THNDR Games infuses the excitement of Lightning into their mobile games, creating thrilling and immersive experiences that keep players engaged and entertained. With their focus on community building and data-driven game development, THNDR Games combines cutting-edge technology with creative game design to bring lightning-fast fun to gamers everywhere.6
Notably, Lighting can also streamline settlements for merchants, reducing transaction times and lowering costs compared to traditional payment systems. Instant settlements let merchants and businesses receive payments more efficiently and reduce the risks associated with transaction delays or volatility in the cryptocurrency market.
Take the payment processing platform OpenNode, which allows merchants to accept bitcoin payments via the Lightning Network. Here, again, the near-instant settlements significantly reduce transaction fees compared to traditional on-chain transactions. Merchants can secure their funds faster and swap bitcoin for their native currency immediately to avoid price fluctuations. They even have Stripe and Shopify integrations.7
These are just a few of many current and potential use cases of the Lightning Network. As more users, organizations, and merchants adopt the Lightning Network, more use cases will emerge, potentially making the Lightning Network an essential part of the global payments ecosystem.
Utility of the Lightning Network is expanding
The Lightning Network's potential goes beyond the realms of cryptocurrency and the blockchain. As Bitcoin's prevalence as a form of payment increases, the Lightning Network might be used for things like machine-to-machine payments, dynamic streaming payments models, and Internet-native payments.
Here are just a couple Lightning Network use cases that are showing promising development:
The Lightning Network could be used to connect Internet of Things (IoT) devices, and employ smart contracts that would enable machine-to-machine payments autonomously. The goal is to create a means for seamless, low-cost transactions between interconnected devices, paving the way for innovative applications in areas like smart cars, manufacturing, and beyond.

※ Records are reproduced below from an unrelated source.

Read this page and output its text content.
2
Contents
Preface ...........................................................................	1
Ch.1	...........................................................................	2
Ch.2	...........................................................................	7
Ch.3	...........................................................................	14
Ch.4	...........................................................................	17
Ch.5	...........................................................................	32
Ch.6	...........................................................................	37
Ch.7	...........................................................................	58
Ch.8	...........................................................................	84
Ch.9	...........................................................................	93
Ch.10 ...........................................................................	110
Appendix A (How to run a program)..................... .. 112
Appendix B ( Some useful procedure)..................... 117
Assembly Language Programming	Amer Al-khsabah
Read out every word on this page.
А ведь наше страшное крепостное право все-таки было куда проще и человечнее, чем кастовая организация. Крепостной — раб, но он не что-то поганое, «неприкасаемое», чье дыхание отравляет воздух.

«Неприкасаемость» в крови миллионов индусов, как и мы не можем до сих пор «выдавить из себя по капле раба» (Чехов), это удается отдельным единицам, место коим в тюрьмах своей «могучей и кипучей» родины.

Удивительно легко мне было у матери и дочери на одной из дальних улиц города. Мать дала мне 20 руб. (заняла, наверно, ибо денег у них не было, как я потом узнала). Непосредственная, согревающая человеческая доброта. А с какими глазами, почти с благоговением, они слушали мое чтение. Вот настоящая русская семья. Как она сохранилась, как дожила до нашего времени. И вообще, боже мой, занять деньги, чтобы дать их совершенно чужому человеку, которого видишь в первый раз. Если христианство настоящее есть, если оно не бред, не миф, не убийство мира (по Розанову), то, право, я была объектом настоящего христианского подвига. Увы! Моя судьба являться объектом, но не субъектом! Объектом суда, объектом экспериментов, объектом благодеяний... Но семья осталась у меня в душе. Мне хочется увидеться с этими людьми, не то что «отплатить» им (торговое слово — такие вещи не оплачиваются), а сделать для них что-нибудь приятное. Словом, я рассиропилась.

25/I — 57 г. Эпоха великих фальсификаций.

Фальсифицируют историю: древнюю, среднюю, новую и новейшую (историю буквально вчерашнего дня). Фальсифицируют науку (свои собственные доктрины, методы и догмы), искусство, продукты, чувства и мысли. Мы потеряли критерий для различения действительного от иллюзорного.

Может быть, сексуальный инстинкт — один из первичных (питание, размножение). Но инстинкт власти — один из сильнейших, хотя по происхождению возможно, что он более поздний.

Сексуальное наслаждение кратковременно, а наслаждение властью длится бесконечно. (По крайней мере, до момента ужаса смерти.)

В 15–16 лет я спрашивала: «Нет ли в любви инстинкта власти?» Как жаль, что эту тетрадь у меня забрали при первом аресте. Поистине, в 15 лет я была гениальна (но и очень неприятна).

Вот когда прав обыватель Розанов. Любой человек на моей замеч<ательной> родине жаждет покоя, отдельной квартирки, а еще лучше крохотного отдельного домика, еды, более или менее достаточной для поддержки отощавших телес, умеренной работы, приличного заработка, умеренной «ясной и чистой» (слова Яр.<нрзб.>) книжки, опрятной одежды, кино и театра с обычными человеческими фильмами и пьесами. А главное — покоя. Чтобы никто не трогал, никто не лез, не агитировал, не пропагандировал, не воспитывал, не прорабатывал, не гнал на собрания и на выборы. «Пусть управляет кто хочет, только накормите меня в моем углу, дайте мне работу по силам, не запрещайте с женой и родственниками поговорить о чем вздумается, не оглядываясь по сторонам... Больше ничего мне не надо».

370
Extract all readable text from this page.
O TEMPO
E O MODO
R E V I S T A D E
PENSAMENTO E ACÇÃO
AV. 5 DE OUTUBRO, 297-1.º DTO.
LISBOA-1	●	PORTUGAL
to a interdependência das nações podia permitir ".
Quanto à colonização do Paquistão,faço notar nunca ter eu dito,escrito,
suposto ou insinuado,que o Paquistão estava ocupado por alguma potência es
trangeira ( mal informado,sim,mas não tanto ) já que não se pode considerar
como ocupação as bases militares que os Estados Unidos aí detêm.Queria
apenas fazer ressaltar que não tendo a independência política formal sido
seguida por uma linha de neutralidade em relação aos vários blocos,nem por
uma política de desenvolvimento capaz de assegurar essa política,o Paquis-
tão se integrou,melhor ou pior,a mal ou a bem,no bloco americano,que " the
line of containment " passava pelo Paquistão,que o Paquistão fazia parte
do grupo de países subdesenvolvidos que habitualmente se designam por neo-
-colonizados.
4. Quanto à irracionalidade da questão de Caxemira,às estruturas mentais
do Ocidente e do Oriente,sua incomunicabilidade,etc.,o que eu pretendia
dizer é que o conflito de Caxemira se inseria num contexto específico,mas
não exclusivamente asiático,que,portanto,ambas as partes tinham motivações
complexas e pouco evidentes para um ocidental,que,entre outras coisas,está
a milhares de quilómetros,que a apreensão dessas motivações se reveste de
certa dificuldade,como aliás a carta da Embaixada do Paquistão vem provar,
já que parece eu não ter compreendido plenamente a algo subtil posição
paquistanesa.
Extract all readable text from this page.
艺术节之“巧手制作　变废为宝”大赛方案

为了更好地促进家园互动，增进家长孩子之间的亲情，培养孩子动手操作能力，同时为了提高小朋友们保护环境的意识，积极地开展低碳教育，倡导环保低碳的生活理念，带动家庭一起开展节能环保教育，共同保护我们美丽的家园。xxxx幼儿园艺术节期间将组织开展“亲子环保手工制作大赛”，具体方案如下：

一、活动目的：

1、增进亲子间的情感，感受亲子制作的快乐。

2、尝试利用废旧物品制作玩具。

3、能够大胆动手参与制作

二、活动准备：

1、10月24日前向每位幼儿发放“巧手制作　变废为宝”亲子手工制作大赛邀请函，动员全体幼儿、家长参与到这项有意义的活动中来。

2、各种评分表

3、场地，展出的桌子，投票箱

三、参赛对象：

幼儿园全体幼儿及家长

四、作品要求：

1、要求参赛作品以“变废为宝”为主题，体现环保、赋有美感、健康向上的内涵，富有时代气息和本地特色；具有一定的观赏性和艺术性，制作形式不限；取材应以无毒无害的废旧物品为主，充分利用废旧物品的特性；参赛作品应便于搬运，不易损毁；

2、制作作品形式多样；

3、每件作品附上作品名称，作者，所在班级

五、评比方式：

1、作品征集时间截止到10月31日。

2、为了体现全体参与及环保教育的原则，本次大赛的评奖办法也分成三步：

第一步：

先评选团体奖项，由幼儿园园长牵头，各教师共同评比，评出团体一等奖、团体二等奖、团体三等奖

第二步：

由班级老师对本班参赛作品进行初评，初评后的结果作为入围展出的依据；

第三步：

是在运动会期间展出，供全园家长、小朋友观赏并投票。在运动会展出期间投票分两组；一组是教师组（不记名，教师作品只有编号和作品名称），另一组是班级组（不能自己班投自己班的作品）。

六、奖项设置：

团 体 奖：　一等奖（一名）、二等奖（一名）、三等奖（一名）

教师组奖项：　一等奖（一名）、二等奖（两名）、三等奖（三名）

Distributed Charge is a current project demonstrating the Lightning Network's capacity to facilitate IoT payments. The proof of concept links an electrical charging station with the Lightning Network for seamless, automated, and near-instant payments for charging services. Once smart cars are incorporated into the network, drivers could potentially pay their electric fuel bill via automated communication between the charging station, vehicle, and user's wallet.8
Electrical smart grids
The Lightning Network also has the potential to revolutionize the way electricity is bought and sold via blockchain-powered smart grids. By enabling instant and low-cost micro-transactions, parties can exchange small amounts of electricity between each other. Consumers and producers could share and transact in either energy or bitcoin in a trusted way without a middleman.
By using smart meters to measure the amount of energy generated and consumed—and the Lightning Network to facilitate instant and low-cost payments—households or small-scale producers could sell their excess energy to their neighbors or the grid. This could help to increase the use of renewable energy sources and a more efficient energy marketplace.9
Both current and future use cases underscore how critical the Lightning Network will be in the future of payments. With so much "smart money" banking on the Lightning Network's essential role in the future of payments, innovative businesses will start learning about, building on, and transacting with the Lightning Network sooner rather than later.